Laurène était seine et sauve. Pourtant Aaron fondit en larme, la main de cette dernière appuyée contre sa joue. Il voulait tout faire pour la secourir et à chaque fois il n’y parvenait pas ! Il se sentit inutile.
– Damien aimerait te parler.
– Non. Hors de question que je lui parle.
– Il a dit que ce n’était pas par rapport à… avant votre arrivée.
– C’est bien ça le problème ! s’écria Aaron. Je n’en ai rien à faire de ce qu’il peut bien me dire si ce n’est pas les raisons de pourquoi il n’est jamais venu me voir lorsque j’étais hospitalisé en hôpital psychiatrique ! Tu parles d’un ami…
M. Gomez se pinça les lèvres. Il comprenait les ressentiments du jeune homme, cependant ça avait tout à voir avec la guerre ! Son regard fut suffisant pour comprendre.
– Alors attendons que Laurène se réveille et organisons une réunion pour connaître ses informations, proposa Aaron en soupirant. A moins qu’il l’ait déjà dit au autre ?
– Non. Je vais aller le dire. Mais tu connais Damien, il aurait souhaité pouvoir te parler en privé.
– Je dois aller la retrouver. Je ne peux pas rester les bras croisés ! Il faut la libérer, il faut trouver un plan.
Le Dresseur aurait voulu lui dire que c’était une mauvaise idée, qu’il ne pouvait pas y aller. Cependant il connaissait suffisamment le jeune homme et les prophéties pour comprendre que rien ne dépendait de lui et que ça ne servait à rien de convaincre son protégé.
– Repose-toi. Je viendrais te chercher un peu plus tard.
Le jeune homme acquiesça et l’adulte s’en alla. Pourtant Aaron ne s’enfonça pas dans son lit à nouveau. Il fit quelques pas tremblants et s’assit au bord du lit de Laurène. Il put s’allonger à ses côtés, sur un côté. La jeune fille semblait dormir paisiblement mais le teint jaunâtre de sa peau ne trahissait pas le poison qui s’était répandu dans son corps. Ni les tuyaux au niveau de ses narines qui lui envoyaient assez d’oxygène. L’adolescente lui serra la main et il fit sa tête se tourner vers lui. Laurène cligna des yeux et le cœur d’Aaron se serra en y voyant toute la fatigue.

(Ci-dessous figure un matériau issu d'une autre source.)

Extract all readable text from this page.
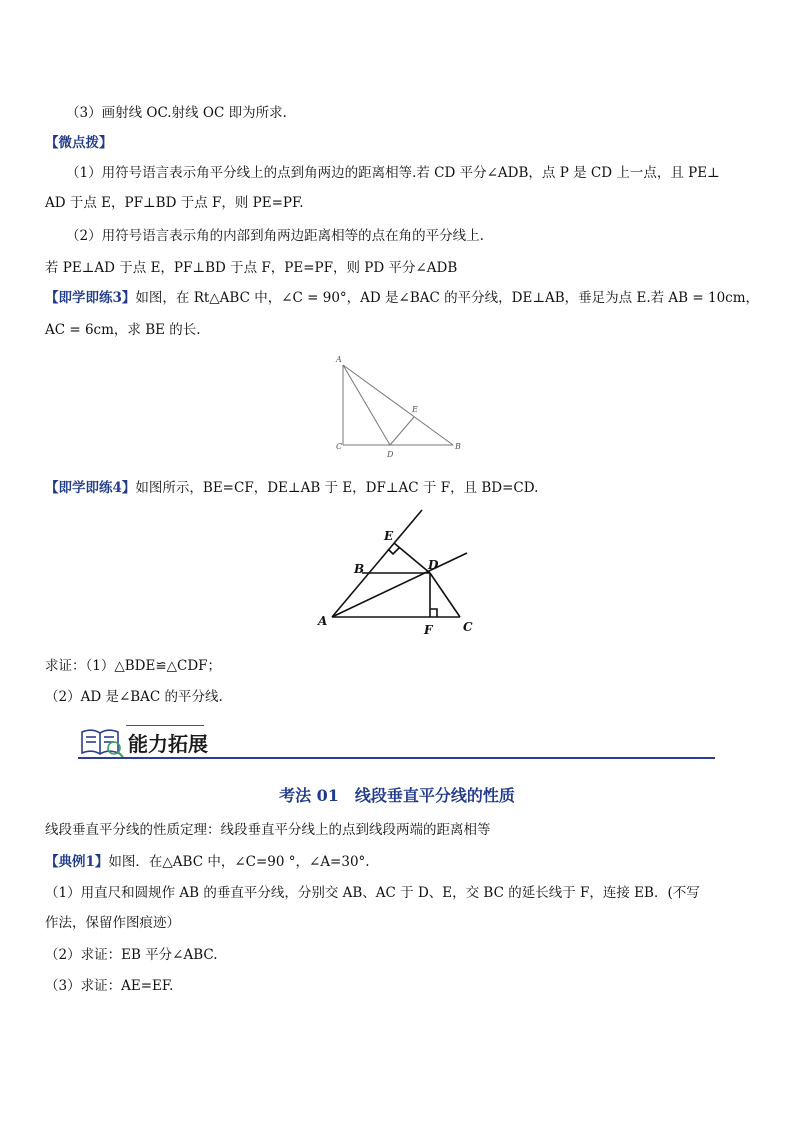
（3）画射线 OC.射线 OC 即为所求.
【微点拨】
（1）用符号语言表示角平分线上的点到角两边的距离相等.若 CD 平分∠ADB，点 P 是 CD 上一点，且 PE⊥
AD 于点 E，PF⊥BD 于点 F，则 PE=PF.
（2）用符号语言表示角的内部到角两边距离相等的点在角的平分线上.
若 PE⊥AD 于点 E，PF⊥BD 于点 F，PE=PF，则 PD 平分∠ADB
【即学即练3】如图，在 Rt△ABC 中，∠C = 90°，AD 是∠BAC 的平分线，DE⊥AB，垂足为点 E.若 AB = 10cm，
AC = 6cm，求 BE 的长.
A
C
D
E
B
【即学即练4】如图所示，BE=CF，DE⊥AB 于 E，DF⊥AC 于 F，且 BD=CD.
E
D
B
A
F	C
求证：（1）△BDE≌△CDF；
（2）AD 是∠BAC 的平分线.
能力拓展
考法 01　线段垂直平分线的性质
线段垂直平分线的性质定理：线段垂直平分线上的点到线段两端的距离相等
【典例1】如图．在△ABC 中，∠C=90 °，∠A=30°.
（1）用直尺和圆规作 AB 的垂直平分线，分别交 AB、AC 于 D、E，交 BC 的延长线于 F，连接 EB．(不写
作法，保留作图痕迹）
（2）求证：EB 平分∠ABC.
（3）求证：AE=EF.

– Tu vas mieux, déclara-t-elle d’une voix rauque. Je suis contente de te revoir conscient. J’ai eu tellement peur !
– Toi aussi, on dirait, murmura-t-il alors qu’il caressait ses cheveux.
– J’ai failli y passer avec cette putain de lame empoisonnée, affirma-t-elle avec un petit rire. Mais ils auraient dû savoir que je suis un peu plus coriace que ça mine de rien.
Aaron aurait voulu lui dire qu’il aurait dû être là, mais Laurène plaça son index sur ses lèvres avant de l’embrasser. Il n’eut l’impression que ses lèvres ne faisaient qu’effleurer celle de la jeune fille, pourtant la sensation de réconfort lui gonflait le cœur. La jeune fille finit par se redresser doucement, son corps éprouvé par le poison. Alors qu’Aaron allait se replacer, un tremblement le fit perdre l’équilibre et il s’étala sur la jeune fille.
– Qu’est-ce que…
– Je suppose que mon frère a appris une nouvelle déplaisante, commenta la jeune fille au moment au Nicolas débarquait.
– Par les dieux tu vas mieux ! S’exclama son père en se précipitant vers sa fille en l’embrassant pour le front. Venez, il y a beaucoup de choses à dire et je pense que tu pourras calmer ton frère.